We met up the next day. He visited our place with his fiancee. We chatted and caught up for about an hour and half, and had a beer together. Then they left for dinner.
We touched on it during our conversation, the fact that it has been 10 years since we met. It didn’t sink in till later though.
We were working together in the same architecture firm during our year out placement. The company comprised eighty-plus architects and engineers. In the whole firm, there were only three East Asians. Me, Stephen, and a middle-aged senior associate. Both of them had grew up or spent a long time in the UK. I, and another Brazilian lady, were the only foreigners.
I was a very quiet person at that time. (I still am, mostly). To be honest, it was because I couldn’t yet hold a conversation with the British. I had nothing to talk to them about. I kept to myself and did my work.
I didn’t apply for any jobs in Scotland, where I was studying, and no London firm replied me. The only reply, interview and later offer was from this practice. It was in a small garden town in the Southeast of England, 30 minutes away from London by train. The kind of town that existed in Enid Blyton’s books.
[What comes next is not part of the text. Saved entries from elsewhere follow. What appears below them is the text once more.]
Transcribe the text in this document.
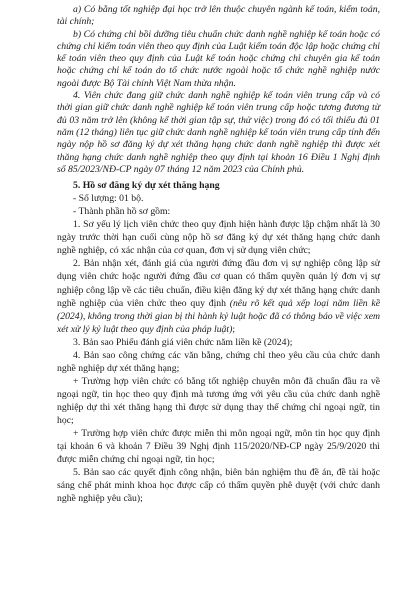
a) Có bằng tốt nghiệp đại học trở lên thuộc chuyên ngành kế toán, kiểm toán, tài chính;

b) Có chứng chỉ bồi dưỡng tiêu chuẩn chức danh nghề nghiệp kế toán hoặc có chứng chỉ kiểm toán viên theo quy định của Luật kiểm toán độc lập hoặc chứng chỉ kế toán viên theo quy định của Luật kế toán hoặc chứng chỉ chuyên gia kế toán hoặc chứng chỉ kế toán do tổ chức nước ngoài hoặc tổ chức nghề nghiệp nước ngoài được Bộ Tài chính Việt Nam thừa nhận.

4. Viên chức đang giữ chức danh nghề nghiệp kế toán viên trung cấp và có thời gian giữ chức danh nghề nghiệp kế toán viên trung cấp hoặc tương đương từ đủ 03 năm trở lên (không kể thời gian tập sự, thử việc) trong đó có tối thiểu đủ 01 năm (12 tháng) liên tục giữ chức danh nghề nghiệp kế toán viên trung cấp tính đến ngày nộp hồ sơ đăng ký dự xét thăng hạng chức danh nghề nghiệp thì được xét thăng hạng chức danh nghề nghiệp theo quy định tại khoản 16 Điều 1 Nghị định số 85/2023/NĐ-CP ngày 07 tháng 12 năm 2023 của Chính phủ.

5. Hồ sơ đăng ký dự xét thăng hạng

- Số lượng: 01 bộ.

- Thành phần hồ sơ gồm:

1. Sơ yếu lý lịch viên chức theo quy định hiện hành được lập chậm nhất là 30 ngày trước thời hạn cuối cùng nộp hồ sơ đăng ký dự xét thăng hạng chức danh nghề nghiệp, có xác nhận của cơ quan, đơn vị sử dụng viên chức;

2. Bản nhận xét, đánh giá của người đứng đầu đơn vị sự nghiệp công lập sử dụng viên chức hoặc người đứng đầu cơ quan có thẩm quyền quản lý đơn vị sự nghiệp công lập về các tiêu chuẩn, điều kiện đăng ký dự xét thăng hạng chức danh nghề nghiệp của viên chức theo quy định (nêu rõ kết quả xếp loại năm liền kề (2024), không trong thời gian bị thi hành kỷ luật hoặc đã có thông báo về việc xem xét xử lý kỷ luật theo quy định của pháp luật);

3. Bản sao Phiếu đánh giá viên chức năm liền kề (2024);

4. Bản sao công chứng các văn bằng, chứng chỉ theo yêu cầu của chức danh nghề nghiệp dự xét thăng hạng;

+ Trường hợp viên chức có bằng tốt nghiệp chuyên môn đã chuẩn đầu ra về ngoại ngữ, tin học theo quy định mà tương ứng với yêu cầu của chức danh nghề nghiệp dự thi xét thăng hạng thì được sử dụng thay thế chứng chỉ ngoại ngữ, tin học;

+ Trường hợp viên chức được miễn thi môn ngoại ngữ, môn tin học quy định tại khoản 6 và khoản 7 Điều 39 Nghị định 115/2020/NĐ-CP ngày 25/9/2020 thì được miễn chứng chỉ ngoại ngữ, tin học;

5. Bản sao các quyết định công nhận, biên bản nghiệm thu đề án, đề tài hoặc sáng chế phát minh khoa học được cấp có thẩm quyền phê duyệt (với chức danh nghề nghiệp yêu cầu);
One cold evening, Flora and I went to a shopping mall the next town over. It was a rare occurrence, to visit a shopping mall in the next town on a weekday night. We probably only did it that one or two times throughout the entire 10 months we were there. I don’t even remember why. But anyhow, we were there, and I bumped into Stephen. We became friends after that.
It’s an unlikely friendship, but that was the norm. In those years, I had a knack of striking random friendships with people (always guys). We introduced our girlfriends to each other, who became our fiancees and wives. We started on our careers, progressed through life. And every once in a few years, our paths would cross somewhere around the world. We’d meet up and get a beer together. I don’t know why things turned out that way, but those are great memories.